連載・藤原美智子2018年3月|マット口紅で“アンバランス”の魅力をプラス

連載・藤原美智子2018年3月|マット口紅で“アンバランス”の魅力をプラス

ジバンシイ ルージュ・ジバンシイ・マット(左からNo.216、No.329、No.110)

COUTURE of LIFE:Essay and a story

連載・藤原美智子2018年3月|マット口紅で”アンバランス”の魅力をプラス

ツヤベースにマット口紅をコーディネートして、
アンバランスの魅力をプラス

先月と先々月の、この連載に「今年の春夏のベースメイク(ファンデーションとチーク)はツヤが決めて」ということを書きましたが、そんなベースに合わせる口紅はと言うと……。ツヤベースの質感に合わせてツヤ系リップを組み合わせるのもありだけど、マット系を合わせて“アンバランスの魅力”を作るのも今年の春夏はおすすめ。

Photographs & Text by FUJIWARA Michiko

バランスを“ちょっと崩す”ことから生まれる魅力

私が好きなヘアメイクのバランスは、“バランスをちょっと崩す”というもの。例えばメイクも髪型もキッチリと一点の隙なく作り込みすぎると、主役であるはずの人間の魅力がその”完璧”の内側に押し込められてしまったような印象になるし、人間よりもヘアメイクの方が際立ってしまうことに。

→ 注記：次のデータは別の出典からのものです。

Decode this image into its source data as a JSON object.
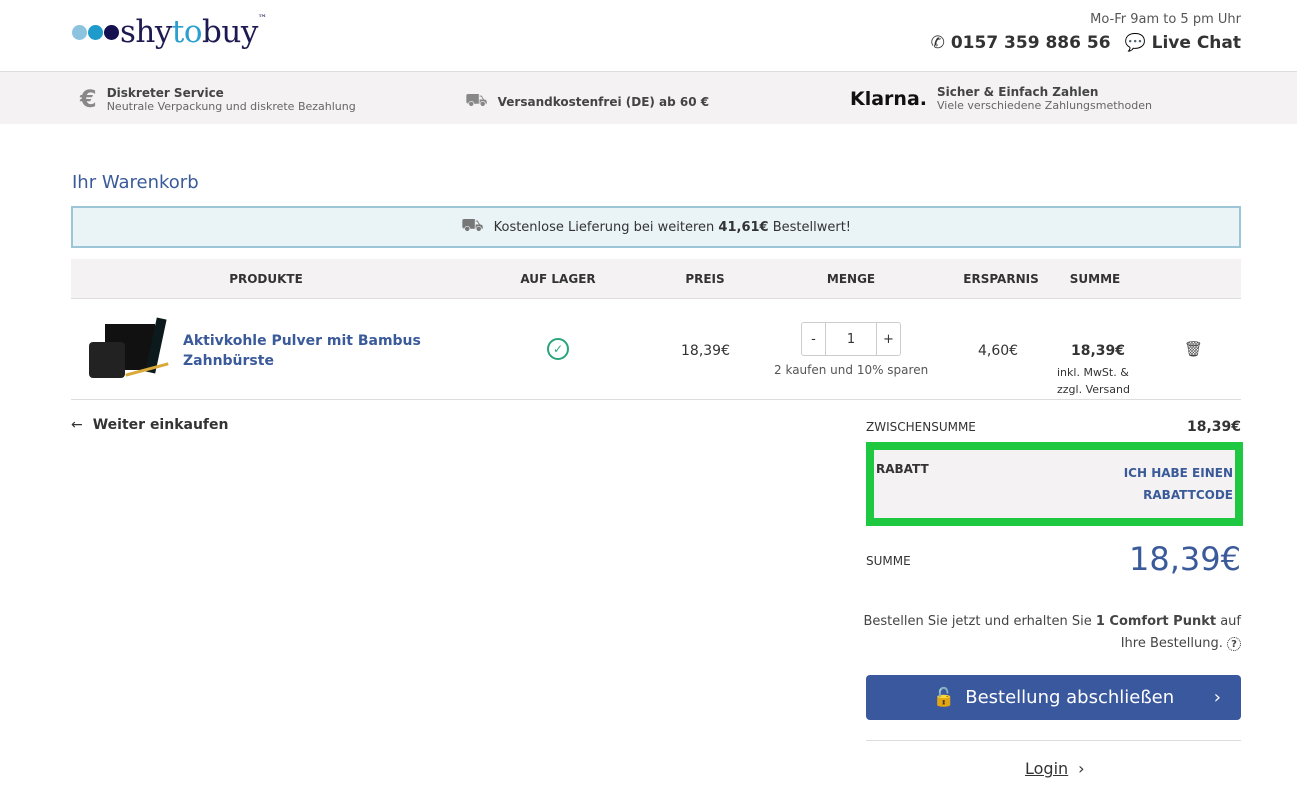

そこでチークで少し可愛さを出してみたり、ヘアを少し乱したりして“完璧”のバランスを少し崩す。すると瞬時にして、崩した隙間から女性自身の魅力がフワッと立ちのぼっていく。この瞬間を私は撮影現場のメイクルームで何万回も目撃しているのですが、そこにいつも感動を覚えたりしているのです。

ツヤ×マットで、リアルで軽やかな強さが生まれる

さて「ツヤのある肌や頬にすることで、リアルな自然さと健康的な魅力が倍増する」ということは前回の連載に書きましたが、一方、“マット”というのは本来、人の顔には存在しない質感。だからリアルではないということです。つまり今回の提案は、リアルな質感のベースメイクに、リアルではない質感のリップを組み合わせて、”バランスをちょっと崩しましょう”ということ。

ツヤベース×ツヤリップの組み合わせは「リアル」「健康」「透明感」という同じ方向性に足並みが揃っているので、それらの魅力が素直に倍増される感じ。ツヤベース×マットリップは相反する要素を組み合わせることで、予定調和にはない「躍動感」や「強さ」といった魅力が生まれます。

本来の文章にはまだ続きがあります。